Wikipedia definition:
Gradiva is a novel by Wilhelm Jensen, first published in instalments from June 1 to July 20, 1902 in the Viennese newspaper "Neue Freie Presse". It was inspired by a Roman bas-relief of the same name and became the basis for Sigmund Freud's famous 1907 study Delusion and Dream in Jensen's Gradiva (German: "Der Wahn und die Träume in W. Jensen's Gradiva"). Freud owned a copy of this bas-relief, which he had joyfully beheld in the Vatican Museums in 1907; it can be found on the wall of his study (the room where he died) in 20 Maresfield Gardens, London – now the Freud Museum.
Plot synopsis
The story is about an archaeologist named Norbert Hanold who is obsessed with a woman depicted in a bas-relief that he sees in a museum in Rome. After his return to Germany, he manages to get a plaster-cast of the relief, which he hangs on a wall in his work-room and contemplates daily. He comes to feel that her calm, quiet manner does not belong in bustling, cosmopolitan Rome, but rather in some smaller city, and one day an image comes to him of the girl in the relief walking on the peculiar stepping-stones that cross the streets in Pompeii. Soon afterwards, Hanold dreams that he has been transported back in time to meet the girl whose unusual gait so captivates him.
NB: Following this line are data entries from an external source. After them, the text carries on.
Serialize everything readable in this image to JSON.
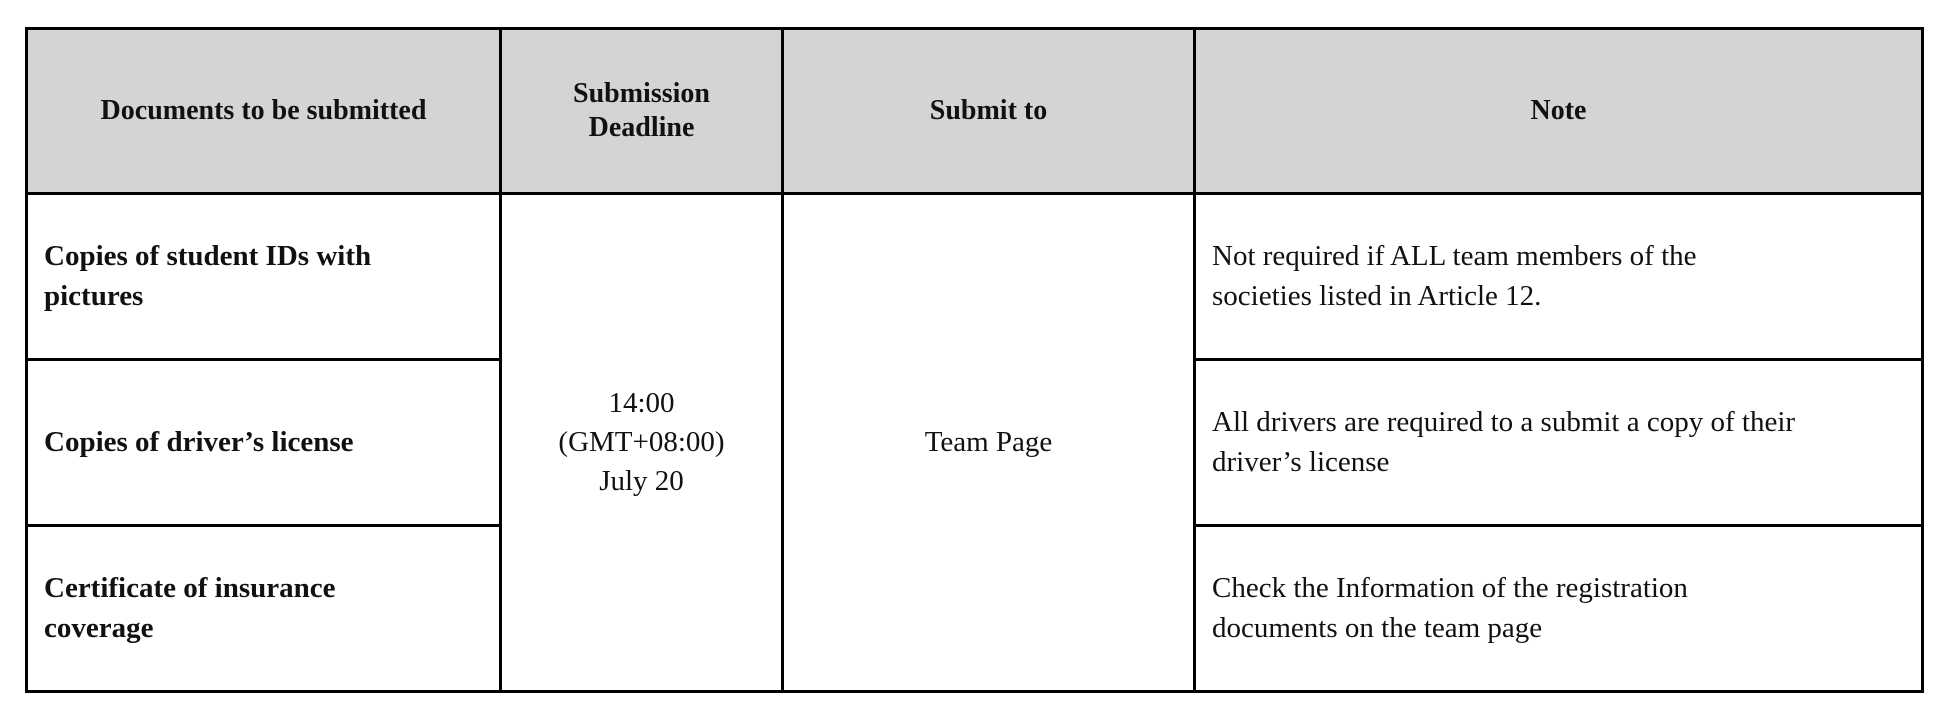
{
  "table": {
    "headers": [
      "Documents to be submitted",
      "Submission Deadline",
      "Submit to",
      "Note"
    ],
    "rows": [
      {
        "document": "Copies of student IDs with pictures",
        "note": "Not required if ALL team members of the societies listed in Article 12."
      },
      {
        "document": "Copies of driver’s license",
        "note": "All drivers are required to a submit a copy of their driver’s license"
      },
      {
        "document": "Certificate of insurance coverage",
        "note": "Check the Information of the registration documents on the team page"
      }
    ],
    "deadline": {
      "time": "14:00",
      "timezone": "(GMT+08:00)",
      "date": "July 20"
    },
    "submit_to": "Team Page"
  }
}
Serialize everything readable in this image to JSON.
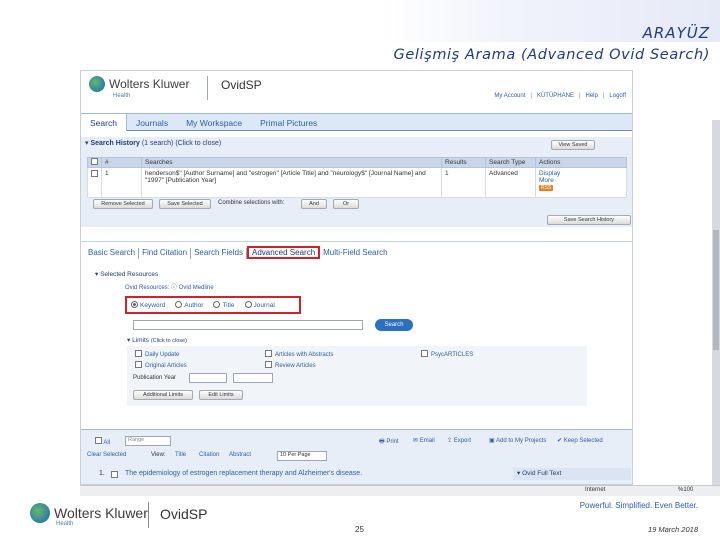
{
  "slide": {
    "title": "ARAYÜZ",
    "subtitle": "Gelişmiş Arama (Advanced Ovid Search)",
    "page_number": "25",
    "date": "19 March 2018",
    "tagline": "Powerful. Simplified. Even Better."
  },
  "header": {
    "brand": "Wolters Kluwer",
    "brand_sub": "Health",
    "product": "OvidSP",
    "links": [
      "My Account",
      "KÜTÜPHANE",
      "Help",
      "Logoff"
    ]
  },
  "tabs": [
    "Search",
    "Journals",
    "My Workspace",
    "Primal Pictures"
  ],
  "history": {
    "heading": "Search History",
    "count": "(1 search)",
    "toggle": "(Click to close)",
    "view_saved": "View Saved",
    "columns": [
      "Searches",
      "Results",
      "Search Type",
      "Actions"
    ],
    "row": {
      "num": "1",
      "query": "henderson$\" [Author Surname] and \"estrogen\" [Article Title] and \"neurology$\" [Journal Name] and \"1997\" [Publication Year]",
      "results": "1",
      "type": "Advanced",
      "actions": [
        "Display",
        "More"
      ]
    },
    "remove_label": "Remove Selected",
    "save_label": "Save Selected",
    "combine_label": "Combine selections with:",
    "and": "And",
    "or": "Or",
    "rss": "RSS",
    "save_history": "Save Search History"
  },
  "search_tabs": [
    "Basic Search",
    "Find Citation",
    "Search Fields",
    "Advanced Search",
    "Multi-Field Search"
  ],
  "resources": {
    "heading": "Selected Resources",
    "ovid_resources": "Ovid Resources:",
    "db": "Ovid Medline",
    "options": [
      "Keyword",
      "Author",
      "Title",
      "Journal"
    ],
    "search_button": "Search"
  },
  "limits": {
    "heading": "Limits",
    "toggle": "(Click to close)",
    "items": [
      "Daily Update",
      "Articles with Abstracts",
      "PsycARTICLES",
      "Original Articles",
      "Review Articles"
    ],
    "pub_year": "Publication Year",
    "additional": "Additional Limits",
    "edit": "Edit Limits"
  },
  "results": {
    "all": "All",
    "range": "Range",
    "tools": [
      "Print",
      "Email",
      "Export",
      "Add to My Projects",
      "Keep Selected"
    ],
    "clear": "Clear Selected",
    "view": "View:",
    "views": [
      "Title",
      "Citation",
      "Abstract"
    ],
    "per_page": "10 Per Page",
    "first_title": "The epidemiology of estrogen replacement therapy and Alzheimer's disease.",
    "fulltext": "Ovid Full Text"
  },
  "status": {
    "left": "Internet",
    "zoom": "%100"
  }
}
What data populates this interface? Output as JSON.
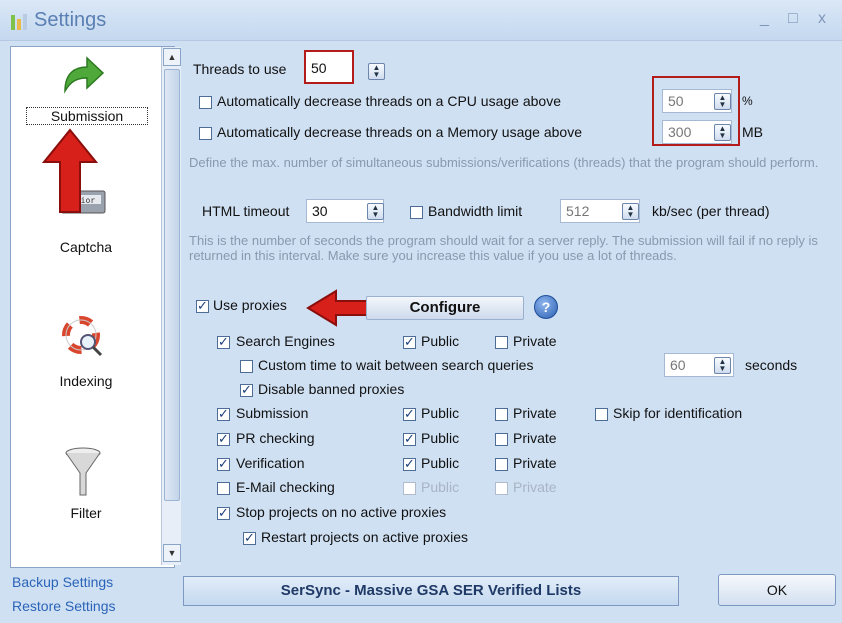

He sees her walking in the streets of Pompeii while the hot ashes of Vesuvius subsume the city in 79 AD.
Thinking through image, walking, image of volcanoes, constant change, date and time, images in Lidl shopping catalogues, images on German beer bottles, bas relief, rubber feet, portals, walking through the figure, walking out of the image, thinking through and out of the static, the bustling city and the quiet manner, the loud manner.